The House Committee on Education and the Workforce is pressing the Massachusetts Institute of Technology to provide internal documents regarding its response to campus anti-Semitism, which committee chairwoman Virginia Foxx (R., N.C.) panned as dangerously inadequate.
Foxx's letter, sent Friday to MIT president Sally Kornbluth and MIT corporation chair Mark Gorenberg, marks an escalation in the committee's investigation into the university. While the committee announced that investigation in December, this is the first time it has asked MIT leaders to turn over documents. Foxx is seeking internal communications between MIT leaders on the school's disciplinary decisions, documents that show MIT's foreign funding, and other records.
"We have grave concerns regarding the inadequacy of MIT's response to antisemitism on its campus," Foxx wrote. "MIT's hypocrisy and selective enforcement of Institute rules … exposes the intellectual and moral bankruptcy of its leadership's rationalizations for their inaction towards antisemitism on campus."
Foxx went on to outline high-profile examples of anti-Semitism seen on MIT's campus, using a number of Washington Free Beacon reports to do so.
In November, for example, anti-Israel students at MIT held an unsanctioned protest in a popular campus building that leads to classrooms and other faculty offices. When MIT staff warned participants they would be suspended if they remained in the area, they refused. After the demonstration, Kornbluth watered down her threat, with the student protesters receiving a "non-academic suspension" that allowed them to keep attending class. Kornbluth said she was concerned that a harsher punishment could have prompted the deportation of foreign students.
MIT went on to launch a "Standing Together Against Hate" speaker series aimed at addressing "real tension between some groups and individuals." One of the school's hand-picked speakers, Boston University antibigotry fellow Dalia Mogahed, endorsed Hamas terrorism as an act of lawful "resistance," the Free Beacon reported in February.
Prior to MIT's launch of "Standing Together Against Hate," Kornbluth tapped a group of Jewish faculty members to advise the school on the initiative. While the participants said they were "hopeful" that the move would help them "more effectively influence the decision making to reduce the tensions on campus," they disbanded the advisory group in a matter of weeks, saying MIT failed to seek out their advice altogether.
An MIT spokeswoman said the school's leaders "received the committee's letter and are examining it."

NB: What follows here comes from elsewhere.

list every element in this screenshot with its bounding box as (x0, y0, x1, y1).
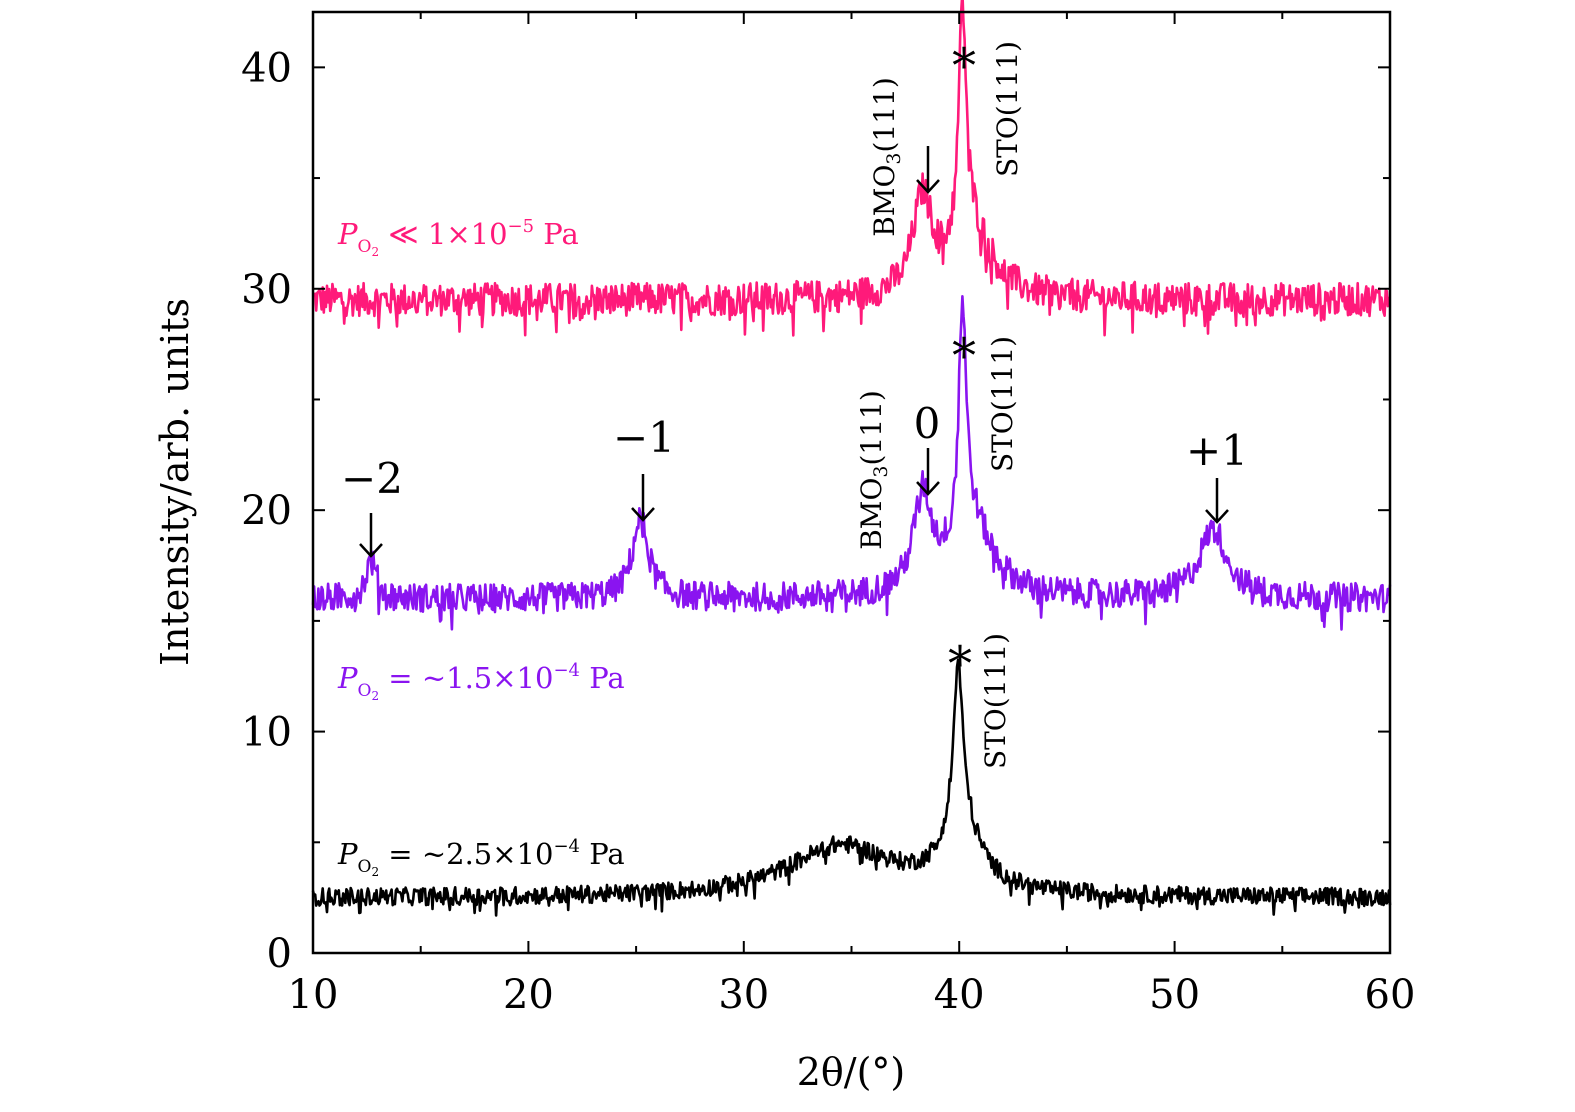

"MIT is committed to providing a response to the committee's questions," the spokeswoman said. "We don't have any further comment at this time."
Foxx's document request comes just weeks after the Republican hit Harvard University with a congressional subpoena in a similar investigation. Harvard failed to produce documents related to its handling of anti-Semitic incidents on campus, prompting Foxx to serve the Ivy League with subpoenas seeking internal documents.
While Harvard did turn over documents in relation to the subpoena, Foxx called those records "useless," saying they were heavily redacted. Foxx said the committee is "weighing an appropriate response to Harvard's malfeasance" as a result.
"Harvard has absolutely failed to comply in good faith with the Committee's subpoena for information about antisemitism on its campus," she said. "I don't know if it's arrogance, ineptness, or indifference that's guiding Harvard. Regardless, its actions to date are shameful."